Operating expenses climbed 12% sequentially on both a GAAP and non-GAAP basis, driven by higher compensation and infrastructure spending to support growth. Full-year OpEx is now expected to rise in the upper-40% range year-over-year, a notable acceleration that could pressure leverage if revenue growth normalizes.

Modest Consumer Demand Weakness

Edge computing revenue reached $6.4B, up 29% year-over-year and 10% sequentially, but consumer demand was described as modestly weaker. Higher memory and system prices are dampening some consumer segments even as demand for workstations and Blackwell-based systems remains robust.

Product Mix and Market Niche Risk

Management flagged that certain accelerators, such as LPX, serve relatively narrow, high-end use cases that require very high token rates. This expanding portfolio of specialized chips can boost performance but also complicates go-to-market efforts and introduces adoption risk if niche SKUs fail to gain broad traction.

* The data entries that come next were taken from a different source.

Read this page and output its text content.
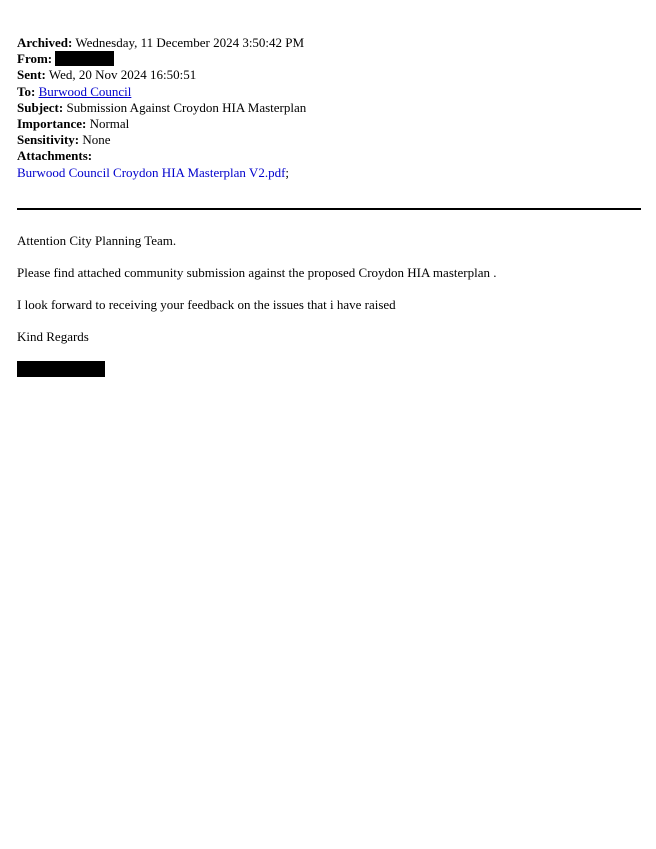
Archived: Wednesday, 11 December 2024 3:50:42 PM
From:
Sent: Wed, 20 Nov 2024 16:50:51
To: Burwood Council
Subject: Submission Against Croydon HIA Masterplan
Importance: Normal
Sensitivity: None
Attachments:
Burwood Council Croydon HIA Masterplan V2.pdf;
Attention City Planning Team.
Please find attached community submission against the proposed Croydon HIA masterplan .
I look forward to receiving your feedback on the issues that i have raised
Kind Regards
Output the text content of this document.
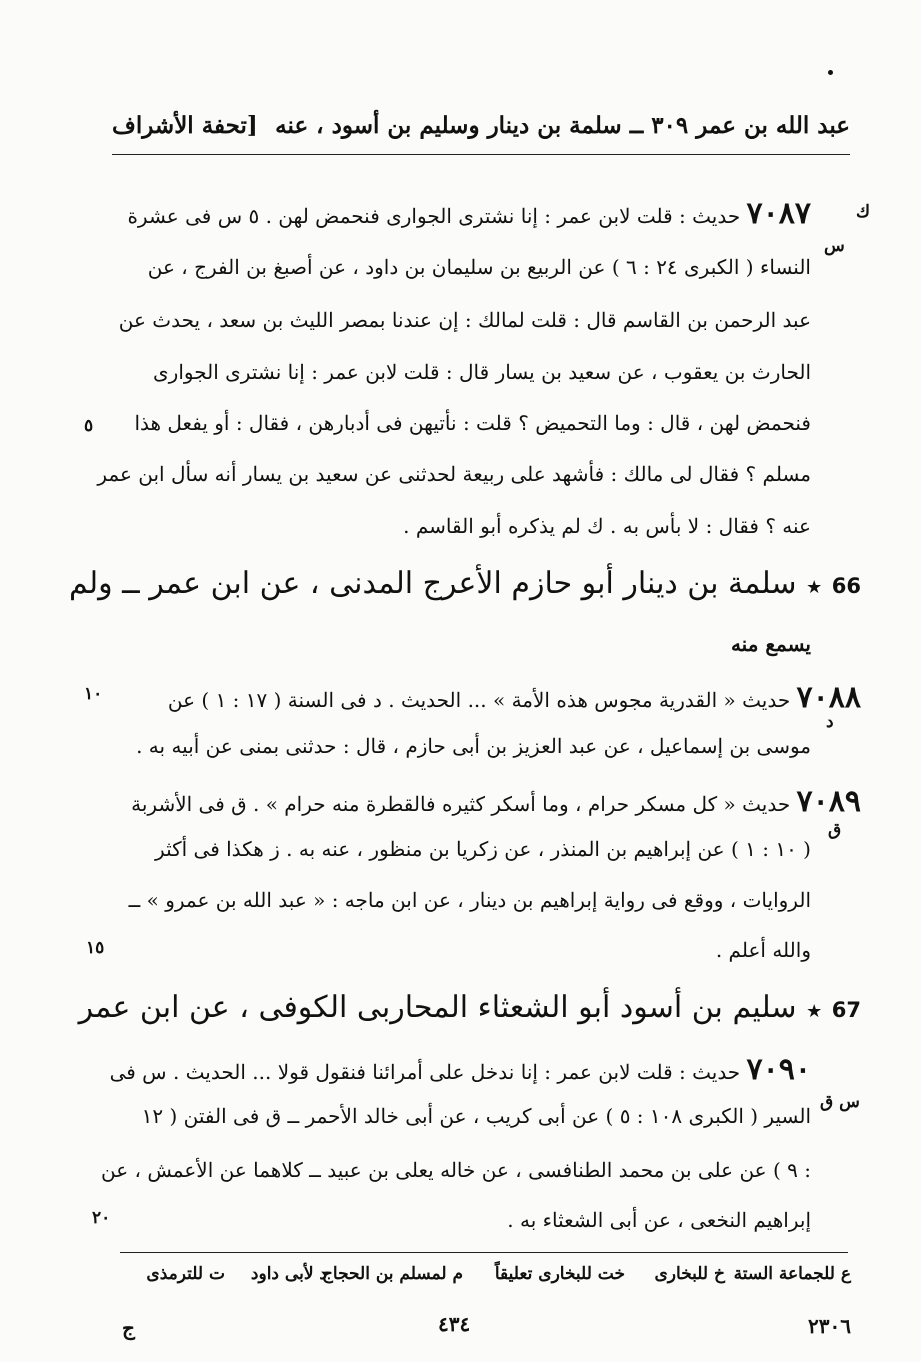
عبد الله بن عمر ٣٠٩ ــ سلمة بن دينار وسليم بن أسود ، عنه
[تحفة الأشراف
ك
س
٧٠٨٧ حديث : قلت لابن عمر : إنا نشترى الجوارى فنحمض لهن . ٥ س فى عشرة
النساء ( الكبرى ٢٤ : ٦ ) عن الربيع بن سليمان بن داود ، عن أصبغ بن الفرج ، عن
عبد الرحمن بن القاسم قال : قلت لمالك : إن عندنا بمصر الليث بن سعد ، يحدث عن
الحارث بن يعقوب ، عن سعيد بن يسار قال : قلت لابن عمر : إنا نشترى الجوارى
فنحمض لهن ، قال : وما التحميض ؟ قلت : نأتيهن فى أدبارهن ، فقال : أو يفعل هذا
مسلم ؟ فقال لى مالك : فأشهد على ربيعة لحدثنى عن سعيد بن يسار أنه سأل ابن عمر
عنه ؟ فقال : لا بأس به . ك لم يذكره أبو القاسم .
٥
66 ★ سلمة بن دينار أبو حازم الأعرج المدنى ، عن ابن عمر ــ ولم
يسمع منه
د
٧٠٨٨ حديث « القدرية مجوس هذه الأمة » ... الحديث . د فى السنة ( ١٧ : ١ ) عن
موسى بن إسماعيل ، عن عبد العزيز بن أبى حازم ، قال : حدثنى بمنى عن أبيه به .
٧٠٨٩ حديث « كل مسكر حرام ، وما أسكر كثيره فالقطرة منه حرام » . ق فى الأشربة
ق
( ١٠ : ١ ) عن إبراهيم بن المنذر ، عن زكريا بن منظور ، عنه به . ز هكذا فى أكثر
الروايات ، ووقع فى رواية إبراهيم بن دينار ، عن ابن ماجه : « عبد الله بن عمرو » ــ
والله أعلم .
١٥
١٠
67 ★ سليم بن أسود أبو الشعثاء المحاربى الكوفى ، عن ابن عمر
٧٠٩٠ حديث : قلت لابن عمر : إنا ندخل على أمرائنا فنقول قولا ... الحديث . س فى
س ق
السير ( الكبرى ١٠٨ : ٥ ) عن أبى كريب ، عن أبى خالد الأحمر ــ ق فى الفتن ( ١٢
: ٩ ) عن على بن محمد الطنافسى ، عن خاله يعلى بن عبيد ــ كلاهما عن الأعمش ، عن
إبراهيم النخعى ، عن أبى الشعثاء به .
٢٠
ع للجماعة الستة
خ للبخارى
خت للبخارى تعليقاً
م لمسلم بن الحجاج
د لأبى داود
ت للترمذى
٢٣٠٦
٤٣٤
ج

Minor Messaging Inconsistency

The call featured a small communication misstep when prepared remarks cited a move to a $0.20 dividend, while the CEO later referenced $0.25. Investors are unlikely to view this as material, but it does highlight the need for tighter alignment in public disclosures at a company now under intense market scrutiny.

Guidance and Outlook

For Q2, Nvidia guided revenue to $91.0B plus or minus 2%, with gross margins around 75% and GAAP and non-GAAP OpEx of about $8.5B and $8.3B, respectively. The company expects a 16–18% tax rate, plans to return roughly half of free cash flow to shareholders, and reiterated confidence in a massive multi-year AI revenue opportunity across Blackwell, Rubin, and CPUs.

Nvidia’s earnings call painted the picture of a company still firmly in hypergrowth, powered by AI demand that is outpacing even aggressive expectations. While higher costs, supply bottlenecks, and China risk introduce volatility, the combination of record results, stable margins, and outsized shareholder returns keeps the investment narrative strongly tilted to the upside.